British Prime Minister Boris Johnson said his failure to deliver Brexit last week as he had promised was a "matter of deep regret", but his deal remained to only way to get Britain out of the bloc.
"The only way out of the EU now, the only way to get Brexit done, is to go with the deal that we've got," he told Sky News in an interview at the start of his campaign for next month's election.
On the day Britain was supposed to have left the European Union, voters instead faced the start of an election campaign, with opposition Labour leader Jeremy Corbyn pledging to overthrow a "rigged system" he said was run by billionaires and tax dodgers.
After failing to deliver Brexit by the October 31 deadline, Prime Minister Boris Johnson called the December 12 election to break what he cast as a political paralysis that had thwarted Britain's departure and undermined confidence in the economy.
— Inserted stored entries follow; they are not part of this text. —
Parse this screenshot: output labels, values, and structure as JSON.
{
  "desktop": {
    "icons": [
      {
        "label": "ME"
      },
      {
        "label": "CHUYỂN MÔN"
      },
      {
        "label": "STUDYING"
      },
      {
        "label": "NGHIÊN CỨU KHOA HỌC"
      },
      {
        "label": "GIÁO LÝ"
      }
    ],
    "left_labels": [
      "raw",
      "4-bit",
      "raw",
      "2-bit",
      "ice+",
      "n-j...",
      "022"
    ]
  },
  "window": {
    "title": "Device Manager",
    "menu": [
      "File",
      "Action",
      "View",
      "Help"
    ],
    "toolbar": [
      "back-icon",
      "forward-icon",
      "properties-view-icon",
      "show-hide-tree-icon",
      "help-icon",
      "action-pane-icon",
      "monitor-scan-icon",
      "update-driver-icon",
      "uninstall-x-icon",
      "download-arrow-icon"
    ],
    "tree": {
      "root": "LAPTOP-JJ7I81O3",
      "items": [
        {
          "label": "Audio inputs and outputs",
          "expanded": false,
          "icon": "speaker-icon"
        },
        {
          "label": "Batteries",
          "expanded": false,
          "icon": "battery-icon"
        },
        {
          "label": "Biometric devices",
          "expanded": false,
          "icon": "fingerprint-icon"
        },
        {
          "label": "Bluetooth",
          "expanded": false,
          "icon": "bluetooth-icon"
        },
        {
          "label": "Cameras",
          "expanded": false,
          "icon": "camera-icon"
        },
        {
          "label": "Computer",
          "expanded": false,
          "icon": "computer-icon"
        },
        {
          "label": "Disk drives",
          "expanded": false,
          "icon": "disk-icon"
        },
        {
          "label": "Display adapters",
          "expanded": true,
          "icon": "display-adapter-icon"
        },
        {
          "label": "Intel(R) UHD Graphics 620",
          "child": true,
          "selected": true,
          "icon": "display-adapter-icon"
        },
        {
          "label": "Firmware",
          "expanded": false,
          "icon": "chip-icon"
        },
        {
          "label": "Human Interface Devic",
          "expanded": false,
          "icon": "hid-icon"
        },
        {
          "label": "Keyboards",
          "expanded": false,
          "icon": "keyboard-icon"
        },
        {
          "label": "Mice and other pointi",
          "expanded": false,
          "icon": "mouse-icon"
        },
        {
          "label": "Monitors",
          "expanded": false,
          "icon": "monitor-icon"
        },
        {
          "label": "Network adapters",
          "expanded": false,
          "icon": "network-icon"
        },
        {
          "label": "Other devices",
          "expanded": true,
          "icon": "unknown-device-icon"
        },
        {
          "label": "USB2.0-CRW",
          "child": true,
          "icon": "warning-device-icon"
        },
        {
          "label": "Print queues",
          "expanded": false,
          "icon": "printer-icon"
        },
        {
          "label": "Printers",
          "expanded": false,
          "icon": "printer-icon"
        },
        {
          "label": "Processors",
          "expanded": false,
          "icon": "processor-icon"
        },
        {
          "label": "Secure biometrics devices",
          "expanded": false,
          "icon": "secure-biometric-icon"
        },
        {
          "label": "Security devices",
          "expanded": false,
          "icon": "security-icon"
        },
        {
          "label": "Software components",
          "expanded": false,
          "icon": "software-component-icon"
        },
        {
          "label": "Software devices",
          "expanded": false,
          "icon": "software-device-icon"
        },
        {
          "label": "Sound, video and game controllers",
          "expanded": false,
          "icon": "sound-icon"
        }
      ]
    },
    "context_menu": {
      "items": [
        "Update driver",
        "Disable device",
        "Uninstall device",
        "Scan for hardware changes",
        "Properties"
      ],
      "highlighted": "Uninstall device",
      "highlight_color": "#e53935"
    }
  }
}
Opinion polls suggest the election is Johnson's to lose. His Conservative Party is leading Labour by 15 to 17 percentage points, according to Ipsos Mori and YouGov. Yet the overshadowing issue of Brexit, which has divided both major parties and their voters, could confound conventional calculations.
While Brexit frames the election, with Labour pledging to hold a second referendum on it, it is being fought by two of the most unconventional British politicians of recent years who offer starkly different visions for the world's fifth-largest economy.
Boris Johnson said his failure to deliver Brexit last week as he had promised was a 'matter of deep regret'.